When Jonathan says the Brookings Institution panel was A Great Debate, he isn't kidding. Jon and David Blankenhorn articulated the philosophical change in style they are aiming for: a discussion that pits two good things against one another (in Blankenhorn's words) rather than one about bigots against perverts (Jon).
If that were all that was said, the debate would have been worth everyone's time.
But another theme emerged, and it will be the crux of the political problem if the compromise gets any takers -- as I hope it will. In order to get the federal government to accept state laws recognizing same-sex couples, states would have to enact robust religious conscience laws making clear that religious organizations would be protected against lawsuits forcing them to recognize same-sex relationships.
But "conscience" is not an organizational attribute, it is a personal one, and the compromise would apparently have to stretch far enough to reach individuals. Everyone agrees the government may not intrude in the sacramental role of religious organizations, but what about religious individuals who function in the civil realm? They claim that their religious beliefs against same-sex marriage would prohibit them from performing their non-religious duties, and want protection for that as well - and the way I read the compromise, it would also include protection for these individuals.
This is where the compromise becomes most pointed. Justices of the Peace work for the state, not the church, yet some have refused to issue licenses to same-sex couples because they have religious objections. In the debate, Professor Robin Wilson discussed the dilemma when a same-sex couple faces a civil servant who refuses to perform the civil ceremony prescribed by the state. There are normally other JPs available, and as with some pharmacists who refuse to perform their job of dispensing contraceptives for religious reasons, as long as the customers are served by someone, all needs can be met - though participants on both sides will have been forced to face, for a bit, the other side's arguments and sensitivities.

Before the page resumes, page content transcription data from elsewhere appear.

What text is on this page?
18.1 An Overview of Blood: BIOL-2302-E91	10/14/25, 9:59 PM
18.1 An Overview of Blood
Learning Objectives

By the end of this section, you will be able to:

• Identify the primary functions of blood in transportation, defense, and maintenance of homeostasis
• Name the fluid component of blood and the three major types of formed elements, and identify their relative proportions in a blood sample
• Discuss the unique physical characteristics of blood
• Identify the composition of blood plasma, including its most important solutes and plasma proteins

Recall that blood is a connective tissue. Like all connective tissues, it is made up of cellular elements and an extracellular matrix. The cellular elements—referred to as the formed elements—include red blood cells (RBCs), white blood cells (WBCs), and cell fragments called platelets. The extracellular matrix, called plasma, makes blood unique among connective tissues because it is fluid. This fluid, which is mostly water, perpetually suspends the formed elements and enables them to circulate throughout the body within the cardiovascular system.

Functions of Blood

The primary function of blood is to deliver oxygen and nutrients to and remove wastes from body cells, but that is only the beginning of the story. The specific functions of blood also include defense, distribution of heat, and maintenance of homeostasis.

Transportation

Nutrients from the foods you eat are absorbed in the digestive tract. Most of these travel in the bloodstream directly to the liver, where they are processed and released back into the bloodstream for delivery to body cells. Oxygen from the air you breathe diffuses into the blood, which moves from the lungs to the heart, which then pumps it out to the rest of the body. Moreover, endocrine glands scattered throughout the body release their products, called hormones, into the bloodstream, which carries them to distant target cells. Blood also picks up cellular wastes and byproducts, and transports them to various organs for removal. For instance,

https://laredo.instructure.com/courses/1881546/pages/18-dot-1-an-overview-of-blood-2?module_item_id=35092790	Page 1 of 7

But it's important to remember that this accommodation is not a constitutional matter. The constitution does not require states to go this far in accommodating individual religious beliefs. That was established in a 1990 Supreme Court decision, Employment Division v. Smith, which upheld a state law that criminalized drug use, and a prosecution of Native Americans who ingested peyote in a religious practice. If the constitution required a general religious exemption from laws that are generally applicable to everyone, the court reasoned, then each religious believer could become a law unto himself, with a personal veto over any legal obligations he determined were offensive.
The opinion was written by Justice Antonin Scalia, an energetic proponent of religious freedom as a constitutional right, but also a man who's savvy to how people can abuse the courts.
If states have to accommodate even individual religious beliefs against gay marriage, we will need to be wary of the same sort of abuse Scalia was concerned with in Smith. But that is no reason not to try.